このため、中小・小規模事業者の経営の改善を図るため、需要開拓や事業承継等の事業者が抱える経営
課題に対し、事業計画の策定や着実な実施等を事業者に寄り添った伴走型の支援を行うとともに、人材育
成、販路拡大など企業経営に資する講習会・セミナーの開催、金融支援、巡回・窓口相談の強化など、経
営支援により一層努める。
観光振興については、来年3月の北海道新幹線開業に向けて青函の連携をはじめとした広域連携事業に
積極的に取り組むとともに、観光客誘客による交流人口拡大のための事業に磨きをかけ、多様な観光商品
の造成と情報発信を行う。
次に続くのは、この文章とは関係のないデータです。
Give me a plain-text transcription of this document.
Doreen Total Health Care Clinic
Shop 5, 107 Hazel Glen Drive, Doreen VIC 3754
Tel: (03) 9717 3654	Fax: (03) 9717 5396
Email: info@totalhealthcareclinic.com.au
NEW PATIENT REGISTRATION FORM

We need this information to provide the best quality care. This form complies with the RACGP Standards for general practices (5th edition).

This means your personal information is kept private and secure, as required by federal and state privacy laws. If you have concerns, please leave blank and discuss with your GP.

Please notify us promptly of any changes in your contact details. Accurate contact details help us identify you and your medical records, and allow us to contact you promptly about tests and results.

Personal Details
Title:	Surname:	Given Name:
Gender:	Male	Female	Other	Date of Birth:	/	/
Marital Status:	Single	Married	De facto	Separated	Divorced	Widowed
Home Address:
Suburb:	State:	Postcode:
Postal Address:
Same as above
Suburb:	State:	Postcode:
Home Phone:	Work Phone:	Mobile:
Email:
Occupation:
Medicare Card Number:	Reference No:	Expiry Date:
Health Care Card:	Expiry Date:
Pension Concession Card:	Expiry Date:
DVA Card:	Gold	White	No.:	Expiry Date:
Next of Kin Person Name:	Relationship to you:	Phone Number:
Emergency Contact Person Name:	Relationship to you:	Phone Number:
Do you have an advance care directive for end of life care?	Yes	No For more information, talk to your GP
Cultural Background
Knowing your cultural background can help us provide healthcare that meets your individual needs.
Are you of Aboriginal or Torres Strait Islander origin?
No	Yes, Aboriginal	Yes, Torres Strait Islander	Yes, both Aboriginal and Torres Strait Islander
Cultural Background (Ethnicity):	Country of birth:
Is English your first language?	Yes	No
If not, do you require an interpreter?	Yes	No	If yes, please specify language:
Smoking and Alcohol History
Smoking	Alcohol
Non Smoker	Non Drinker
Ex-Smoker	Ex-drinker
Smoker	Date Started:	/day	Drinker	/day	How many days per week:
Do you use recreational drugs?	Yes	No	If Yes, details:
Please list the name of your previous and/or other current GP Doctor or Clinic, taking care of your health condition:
インバウンドについては、7月31日、国際会議観光都市に認定された青森市
並びに青森観光コンベンション協会と連携し、スポーツコンベンションやインセンティブツアーなどのM
ICE誘致を推進する。
また、魅力あるまちづくりを推進するために、ソフト・ハードの両面から中心市街地並びに市内商店街
の賑い創出に向けた取り組みを支援するとともに、AOMORI春フェスティバル事業や、バル街事業、
市内5大学と連携して実施する「まちなかキャンパス」事業など、中心市街地活性化や商店街振興に積極
的に取り組む。
さらに、県・市との重点課題に関する懇談会開催など、行政等との情報共有を図り、会員の意見・要望
を取りまとめ、効果的な要望活動を積極的に展開するとともに、より多くの商工業者の意見を反映させ、
組織エネルギーを結集した事業展開や政策提言活動の充実を図るため、議員、部会、青年部、女性会、事
務局が一体となった会員増強活動を実施する。